Warwick Deeping: book cover art for Fox Farm (1911) aka The Eyes of Love. |
Fox Farm (1922) opening credits. My screenshot from YouTube. |
Guy Newall: Fox Farm (1922) starring Ivy Duke and Guy Newall. Photo: BFI Player. |
The finale: Guy Newall: Fox Farm (1922) starring Ivy Duke and Guy Newall. My screenshot from YouTube. |
FOX FARM (George Clark Productions, GB 1922)
Dir: Guy Newall; sc: adattamento dal romanzo di / adapt. from the novel by Warwick Deeping; art titles: Alex Scruby; ph: Hal Young; cast: Ivy Duke, Guy Newall, A. Bromley Davenport, Barbara Everest, Cameron Carr; trade show: 7.1922; 35 mm, 5648 ft, 84’ (18 fps), BFI / National Film and Television Archive.
Didascalie in inglese / English intertitles.
30 minutes from the beginning viewed at Teatro Zancanaro, Sacile, Le Giornate del Cinema Muto (GCM) / Asquith e gli altri, 9 Oct 2004
Bryony Dixon (GCM): "Part of the Eminent British Authors series released through the Stoll Film Company, this was the last-but-one collaboration between George Clark and Guy Newall, and it saw the end of a partnership full of potential as the business succumbed to the crisis in the British film industry of 1924–25. It also marked the pinnacle of achievement for the real-life husband-and-wife team of Newall and Ivy Duke, both gifted actors and charming as a couple. Christine Gledhill, in her new book on 1920s British cinema (Reframing British Cinema 1918–1928: Between Restraint and Passion), quotes a contemporary opinion from Kine Weekly on Newall in particular, but which would describe the acting styles of both: “natural without being commonplace, dramatic without being unnatural”."
"This simple rural drama concerns a farmer (Guy Newall) scorned by his wife (Barbara Everest) but loved by a local girl (Ivy Duke). When the farmer is blinded in an accident (that so-common theme of post-war films), the girl gets a job at the farm in order to take care of him. Fine photography by Hal Young of the pastoral English countryside compensates for the lack of production values, and sites us firmly in the Hardyesque tradition of melancholic, “realistic” drama. One wonders that if the British film industry had been allowed to develop along the lines that Guy Newall was working on in these films, it might have attained the heights that French cinema was achieving in the late 1920s." – Bryony Dixon (GCM)
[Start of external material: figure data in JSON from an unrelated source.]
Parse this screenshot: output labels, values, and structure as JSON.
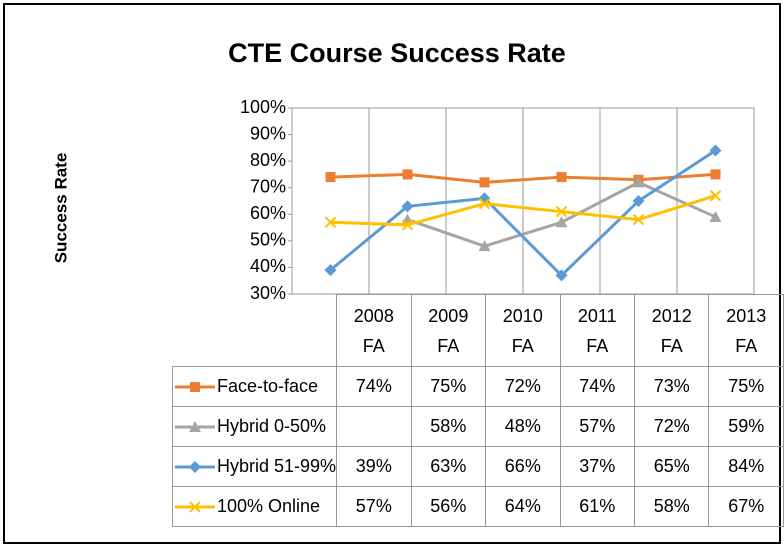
{
  "chart_data": {
    "type": "line",
    "title": "CTE Course Success Rate",
    "y_label": "Success Rate",
    "categories": [
      "2008 FA",
      "2009 FA",
      "2010 FA",
      "2011 FA",
      "2012 FA",
      "2013 FA"
    ],
    "series": [
      {
        "name": "Face-to-face",
        "color": "#ED7D31",
        "marker": "square",
        "values": [
          74,
          75,
          72,
          74,
          73,
          75
        ],
        "value_labels": [
          "74%",
          "75%",
          "72%",
          "74%",
          "73%",
          "75%"
        ]
      },
      {
        "name": "Hybrid 0-50%",
        "color": "#A5A5A5",
        "marker": "triangle",
        "values": [
          null,
          58,
          48,
          57,
          72,
          59
        ],
        "value_labels": [
          null,
          "58%",
          "48%",
          "57%",
          "72%",
          "59%"
        ]
      },
      {
        "name": "Hybrid 51-99%",
        "color": "#5B9BD5",
        "marker": "diamond",
        "values": [
          39,
          63,
          66,
          37,
          65,
          84
        ],
        "value_labels": [
          "39%",
          "63%",
          "66%",
          "37%",
          "65%",
          "84%"
        ]
      },
      {
        "name": "100% Online",
        "color": "#FFC000",
        "marker": "x",
        "values": [
          57,
          56,
          64,
          61,
          58,
          67
        ],
        "value_labels": [
          "57%",
          "56%",
          "64%",
          "61%",
          "58%",
          "67%"
        ]
      }
    ],
    "ylim": [
      30,
      100
    ],
    "yticks": [
      {
        "value": 30,
        "label": "30%"
      },
      {
        "value": 40,
        "label": "40%"
      },
      {
        "value": 50,
        "label": "50%"
      },
      {
        "value": 60,
        "label": "60%"
      },
      {
        "value": 70,
        "label": "70%"
      },
      {
        "value": 80,
        "label": "80%"
      },
      {
        "value": 90,
        "label": "90%"
      },
      {
        "value": 100,
        "label": "100%"
      }
    ],
    "grid": false
  }
}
AA: I watched 30 minutes of Fox Farm in the first screening of this year's edition of Le Giornate. A sober and moving drama of a farmer turning blind in an accident, being estranged from his wife and a farm girl becoming his new partner, the leading roles played by the real-life couple, the actor-director Guy Newall and Ivy Duke.
BFI Player:
The Fox Farm
This beautifully acted, melancholic rural drama concerns a farmer, blinded in an accident, who is scorned by his wife. Based on the 1911 novel by Warwick Deeping, Distributors Stoll Film Co. commissioned the film in its Eminent British Authors series from talented filmmaking partners George Clark and Guy Newall. The lead roles are played by Newall and his real-life wife Ivy Duke, both gifted actors and charming as a couple.